Teaching Self Management Skills
What is a self management plan?
Self-management plans are used to teach students to independently complete tasks and take an active role in monitoring and reinforcing their own behavior. An important goal in education is to foster self-reliance and independence. In fact, self-management strategies can be implemented before any problem behaviors occur. Research studies show that self-management strategies can be used to improve academic performance, productivity, time on-task, and to decrease problem behavior. The ability to use self management strategies effectively is a skill that becomes very important for success as children grow into adulthood. The critical elements of self-management include setting goals, monitoring behavior, and evaluating progress. Examples of self management include self monitoring, self evaluation, and self reinforcement.
When a student engages in self-monitoring, she observes her own behavior, records its occurrence on a data collection form, and graphs the data to evaluate progress. Self-evaluation strategies encourage students to set their own goals and compare their current performance as they work towards those goals. Both self-monitoring and self-evaluation are often used with self-reinforcement strategies. A student takes an active role in self-reinforcement strategies by determining how he will evaluate progress towards a goal and delivering a reinforcer to himself when he achieves the goal.
How can teaching self management become a strategy for replacing a problem behavior?
Many different types of behaviors can have the same effect or outcome. A student who is trying to tell you what he wants may point to a toy, grab your hand and lead you to the toy, ask for the toy verbally, or scream loudly and pinch others when the toy is nearby. Although these behaviors look different, they can result in the same outcome. Some self management plans are created to replace a student's problem behavior with a more appropriate skill.
In one research study a fourth grade student with learning disabilities learned how to engage in self-monitoring, self-evaluation, and self-recruitment of teacher attention. The student’s functional assessment indicated that when the student was in a group setting with one teacher and five or more students, he engaged in disruptive behaviors that were reinforced by attention. The self management strategy involved the student using a small portable tape recorder with single ear plug. The tape recorder cued the student to record his time on-task (working quietly and keeping his hands and other objects to himself). After self-recording for a designated period of time, the student learned to raise his hand during instruction and walk up to the teacher during independent seatwork to receive feedback on his assignment. The student was also able to earn credits that were pooled on a weekly basis for class rewards that allowed the student to experience increased positive attention from his peers.

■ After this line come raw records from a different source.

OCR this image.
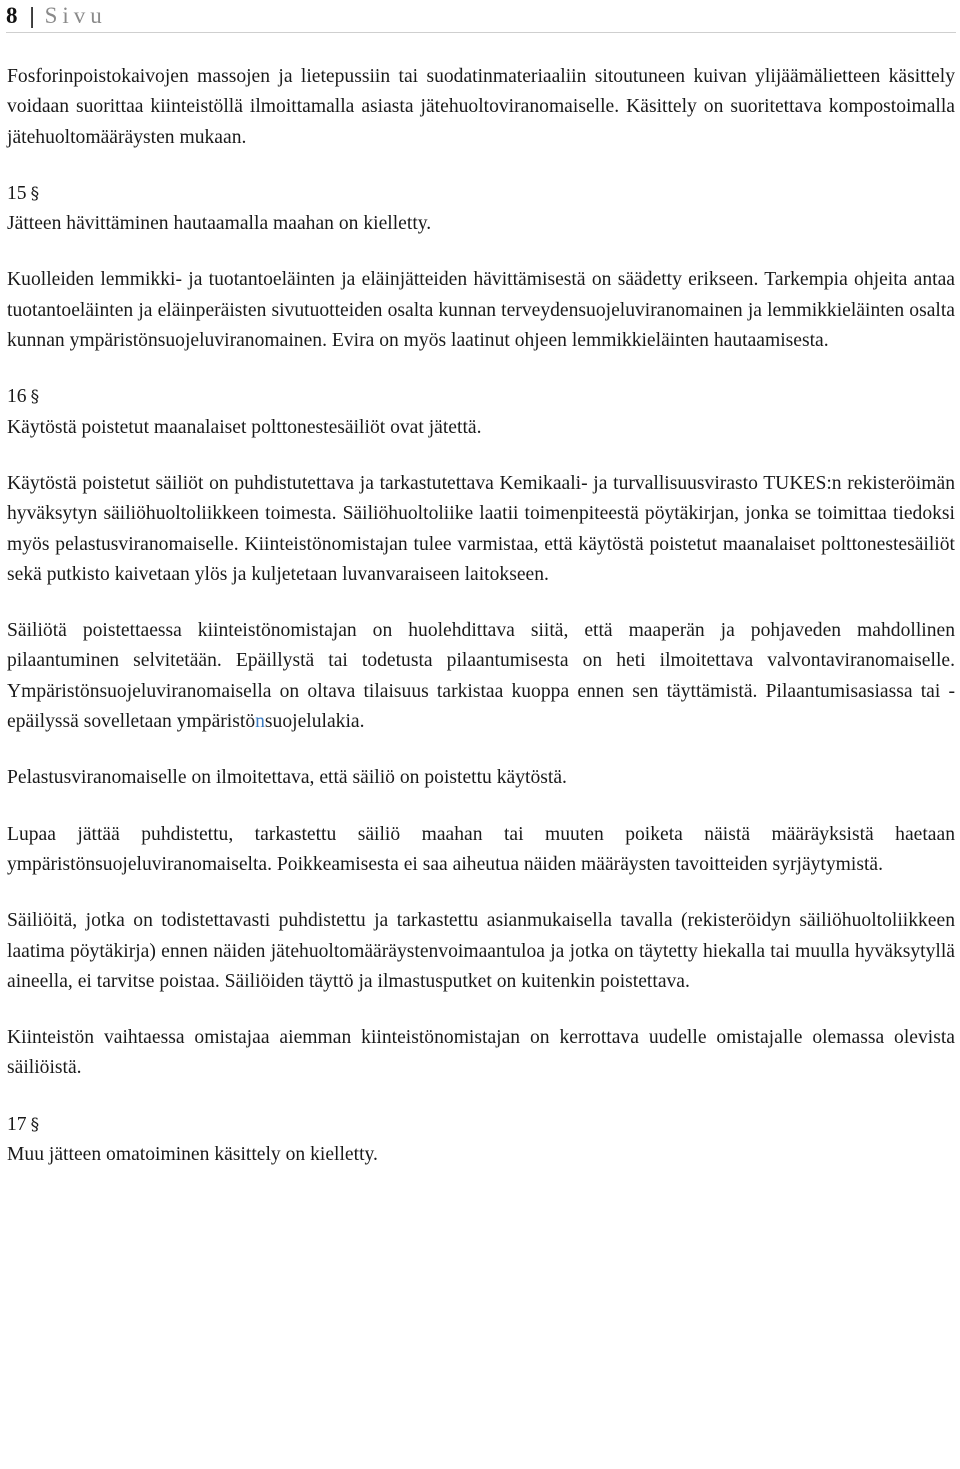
8 | Sivu

Fosforinpoistokaivojen massojen ja lietepussiin tai suodatinmateriaaliin sitoutuneen kuivan ylijäämälietteen käsittely voidaan suorittaa kiinteistöllä ilmoittamalla asiasta jätehuoltoviranomaiselle. Käsittely on suoritettava kompostoimalla jätehuoltomääräysten mukaan.

15 §

Jätteen hävittäminen hautaamalla maahan on kielletty.

Kuolleiden lemmikki- ja tuotantoeläinten ja eläinjätteiden hävittämisestä on säädetty erikseen. Tarkempia ohjeita antaa tuotantoeläinten ja eläinperäisten sivutuotteiden osalta kunnan terveydensuojeluviranomainen ja lemmikkieläinten osalta kunnan ympäristönsuojeluviranomainen. Evira on myös laatinut ohjeen lemmikkieläinten hautaamisesta.

16 §

Käytöstä poistetut maanalaiset polttonestesäiliöt ovat jätettä.

Käytöstä poistetut säiliöt on puhdistutettava ja tarkastutettava Kemikaali- ja turvallisuusvirasto TUKES:n rekisteröimän hyväksytyn säiliöhuoltoliikkeen toimesta. Säiliöhuoltoliike laatii toimenpiteestä pöytäkirjan, jonka se toimittaa tiedoksi myös pelastusviranomaiselle. Kiinteistönomistajan tulee varmistaa, että käytöstä poistetut maanalaiset polttonestesäiliöt sekä putkisto kaivetaan ylös ja kuljetetaan luvanvaraiseen laitokseen.

Säiliötä poistettaessa kiinteistönomistajan on huolehdittava siitä, että maaperän ja pohjaveden mahdollinen pilaantuminen selvitetään. Epäillystä tai todetusta pilaantumisesta on heti ilmoitettava valvontaviranomaiselle. Ympäristönsuojeluviranomaisella on oltava tilaisuus tarkistaa kuoppa ennen sen täyttämistä. Pilaantumisasiassa tai -epäilyssä sovelletaan ympäristönsuojelulakia.

Pelastusviranomaiselle on ilmoitettava, että säiliö on poistettu käytöstä.

Lupaa jättää puhdistettu, tarkastettu säiliö maahan tai muuten poiketa näistä määräyksistä haetaan ympäristönsuojeluviranomaiselta. Poikkeamisesta ei saa aiheutua näiden määräysten tavoitteiden syrjäytymistä.

Säiliöitä, jotka on todistettavasti puhdistettu ja tarkastettu asianmukaisella tavalla (rekisteröidyn säiliöhuoltoliikkeen laatima pöytäkirja) ennen näiden jätehuoltomääräystenvoimaantuloa ja jotka on täytetty hiekalla tai muulla hyväksytyllä aineella, ei tarvitse poistaa. Säiliöiden täyttö ja ilmastusputket on kuitenkin poistettava.

Kiinteistön vaihtaessa omistajaa aiemman kiinteistönomistajan on kerrottava uudelle omistajalle olemassa olevista säiliöistä.

17 §

Muu jätteen omatoiminen käsittely on kielletty.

Why is it important to consider the efficiency of a self management plan?
It is very important to make sure that the self management plan that you are using to replace a problem behavior with new self monitoring, self evaluation, and self reinforcement skills is as easy or easier when compared to the problem behavior. If the self management plan requires more effort and does not result in the same outcome, the student will continue to engage in problem behavior because it is more efficient. A number of factors should be considered to make sure a self management plan will be more efficient that a problem behavior. When designing the self management plan, consider how much physical effort the student engages in to achieve the same outcome as the problem behavior. Make sure that the reinforcement a student receives occurs frequently enough to maintain his or her self management behaviors. The reinforcer chosen needs to be as powerful as the outcome previously associated with problem behavior and delivered quickly when it is earned.
What steps are needed to create a self management plan?

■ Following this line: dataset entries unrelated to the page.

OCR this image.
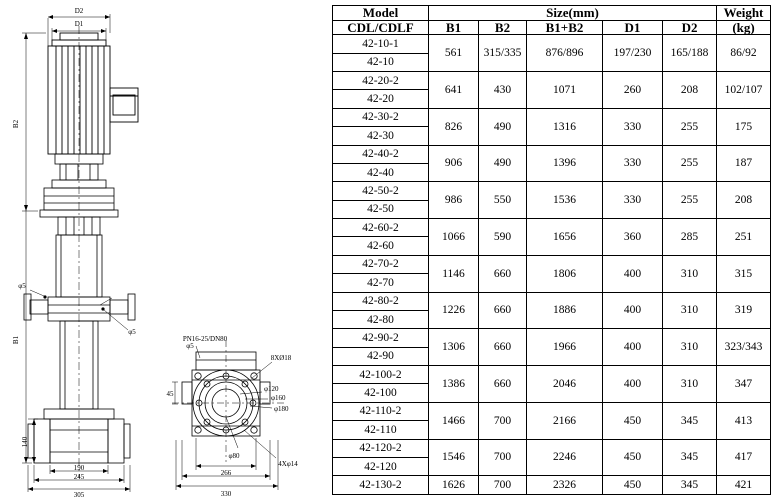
D2
D1
B2
B1
140
190
245
305
φ5
φ5
PN16-25/DN80
8XØ18
φ5
φ120
φ160
φ180
φ80
45
266
330
4Xφ14
Model	Size(mm)					Weight
CDL/CDLF	B1	B2	B1+B2	D1	D2	(kg)
42-10-1	561	315/335	876/896	197/230	165/188	86/92
42-10						
42-20-2	641	430	1071	260	208	102/107
42-20						
42-30-2	826	490	1316	330	255	175
42-30						
42-40-2	906	490	1396	330	255	187
42-40						
42-50-2	986	550	1536	330	255	208
42-50						
42-60-2	1066	590	1656	360	285	251
42-60						
42-70-2	1146	660	1806	400	310	315
42-70						
42-80-2	1226	660	1886	400	310	319
42-80						
42-90-2	1306	660	1966	400	310	323/343
42-90						
42-100-2	1386	660	2046	400	310	347
42-100						
42-110-2	1466	700	2166	450	345	413
42-110						
42-120-2	1546	700	2246	450	345	417
42-120						
42-130-2	1626	700	2326	450	345	421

- Conduct a functional assessment to identify the function maintaining the problem behavior
- Encourage the student to list possible reinforcers that can be used and assist the team in creating the self management plan
- Develop a recording form that is easy to use and will not create a lot of extra work for either the teacher or student
- Initial training sessions may be necessary to assure the student understands how to use the recording form and implement the self-management plan
- Designate a small amount of time to confirm that the student understands the self-management plan and evaluate the accuracy of the student's recording
- Some self-management studies have included incentives to the student for high levels of accuracy in self-recording
- Review progress with the student on a regular basis and celebrate success
Why is it so important that the student is directly involved in setting up the self management plan?
Self management strategies are intended to build a student’s independence and ability to engage in self monitoring, self evaluation, and self-reinforcement. The power of self management is its emphasis on building a feeling of control over one’s own behavior. Attempts to control a student’s behavior often decreases the power of a reinforcer which makes the self management plan less efficient and problem behavior more likely to occur.